Mereka akhirnya tiba di depan rumah yang bertuliskan "DISITA", Ratih melihat ke sekelilingnya lalu bertanya, "Apa ini memang rumah kita? Aku pikir kita salah rumah."
Ratih tentu tahu ini adalah rumahnya yang ia tempati selama bertahun-tahun, yang menyimpan berbagai kenangan indah bersama suami dan anaknya, mana mungkin ia lupa. Tetapi karena dia tidak bisa menerima kenyataan yang terjadi, dia menolak kenyataan itu. "Ini bukan rumah kita Kirana!"
"Ini benar rumah kita Bu, tidak apa-apa kita bisa mencari rumah lain yang cukup untuk kita berdua nanti," ucap Kirana mencoba menenangkan ibunya yang sudah mulai panik.

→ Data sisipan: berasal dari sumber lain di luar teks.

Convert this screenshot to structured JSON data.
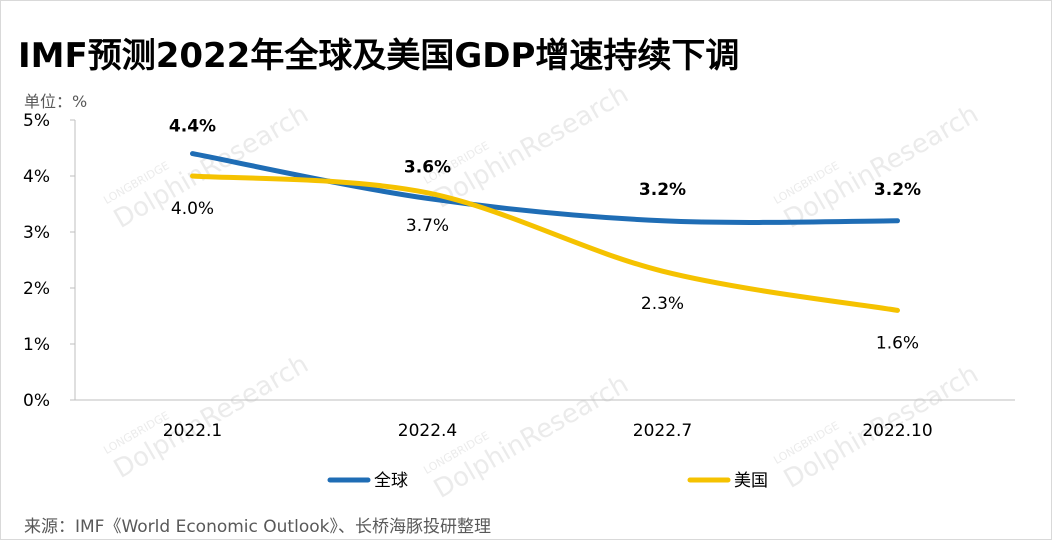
{
  "title": "IMF预测2022年全球及美国GDP增速持续下调",
  "unit_label": "单位：%",
  "source": "来源：IMF《World Economic Outlook》、长桥海豚投研整理",
  "watermark": [
    "LONGBRIDGE",
    "DolphinResearch"
  ],
  "chart_data": {
    "type": "line",
    "title": "IMF预测2022年全球及美国GDP增速持续下调",
    "categories": [
      "2022.1",
      "2022.4",
      "2022.7",
      "2022.10"
    ],
    "ylim": [
      0,
      5
    ],
    "yticks": [
      "0%",
      "1%",
      "2%",
      "3%",
      "4%",
      "5%"
    ],
    "ylabel": "单位：%",
    "grid": false,
    "legend": "bottom",
    "series": [
      {
        "name": "全球",
        "values": [
          4.4,
          3.6,
          3.2,
          3.2
        ],
        "labels": [
          "4.4%",
          "3.6%",
          "3.2%",
          "3.2%"
        ],
        "color": "#1f6db5"
      },
      {
        "name": "美国",
        "values": [
          4.0,
          3.7,
          2.3,
          1.6
        ],
        "labels": [
          "4.0%",
          "3.7%",
          "2.3%",
          "1.6%"
        ],
        "color": "#f5c200"
      }
    ]
  }
}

"Ibu tidak ingin rumah lain, ini rumah yang penuh kenangan kita dan ayahmu, ini rumah tempat kamu di lahirkan. Kejam, mereka sangat kejam!" Ratih menangis mulai meraung.

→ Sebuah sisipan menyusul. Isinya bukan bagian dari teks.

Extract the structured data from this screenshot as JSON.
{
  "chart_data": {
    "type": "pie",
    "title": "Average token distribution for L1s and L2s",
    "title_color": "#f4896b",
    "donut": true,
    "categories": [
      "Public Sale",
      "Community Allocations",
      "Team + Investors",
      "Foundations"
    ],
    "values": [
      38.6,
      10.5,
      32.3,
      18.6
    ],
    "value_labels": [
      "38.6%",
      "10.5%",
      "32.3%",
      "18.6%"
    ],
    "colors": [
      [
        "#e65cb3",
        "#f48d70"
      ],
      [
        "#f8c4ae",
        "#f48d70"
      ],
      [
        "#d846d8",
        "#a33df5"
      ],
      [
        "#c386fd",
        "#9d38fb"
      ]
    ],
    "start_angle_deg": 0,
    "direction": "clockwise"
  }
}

Kirana mendekap ibunya dengan perasaan sedih, "Bu tenanglah! Ini memang berat tapi kita pasti bisa melewati ini, Ibu harus kuat!"
Setelah Ratih mulai tenang mereka masuk ke dalam rumah, tidak ada yang berubah dengan rumah itu di dalamnya, namun rasa perih merasuki hati Kirana. Dalam hitungan hari dia harus segera meninggalkan rumah ini, bahkan jika dia harus menjual mobilnya pun tidak akan cukup untuk menutupi hutang-hutang yang ditinggalkan ayahnya. Bagaimana ia bisa menyelamatkan rumah penuh kenangan ini? Pikirnya.
Hari-hari Ratih kini dipenuhi dengan segala kenangan di masa lalu, ia seakan tidak ingin menjalani kenyataan yang ada di hadapannya. Terkadang dia melamun terkadang sering bergumam sendiri. Semangatnya telah patah bersama kenyataan hidup yang tidak bisa ia terima. Untuk mandi dan makan, Kirana sendiri yang harus melakukan itu untuk ibunya.
Hingga pada suatu hari Kirana mendengar ibunya tertawa begitu keras disertai seringai kesedihan, kemudian bisa berubah tertawa kembali dan berbicara sendiri.
Kirana melihat ibunya dengan linangan air mata, dia tidak bisa menerima semua rentetan peristiwa yang menimpa dia dan keluarganya. Ibunya sakit sangat sakit!
"Tuhan, mengapa harus seperti ini?" batinnya.
Maaf, di bab-bab awal banyak kesalahan tanda baca. Author baru sadar, setelah di cek dan dibaca kembali untuk dibuat versi English.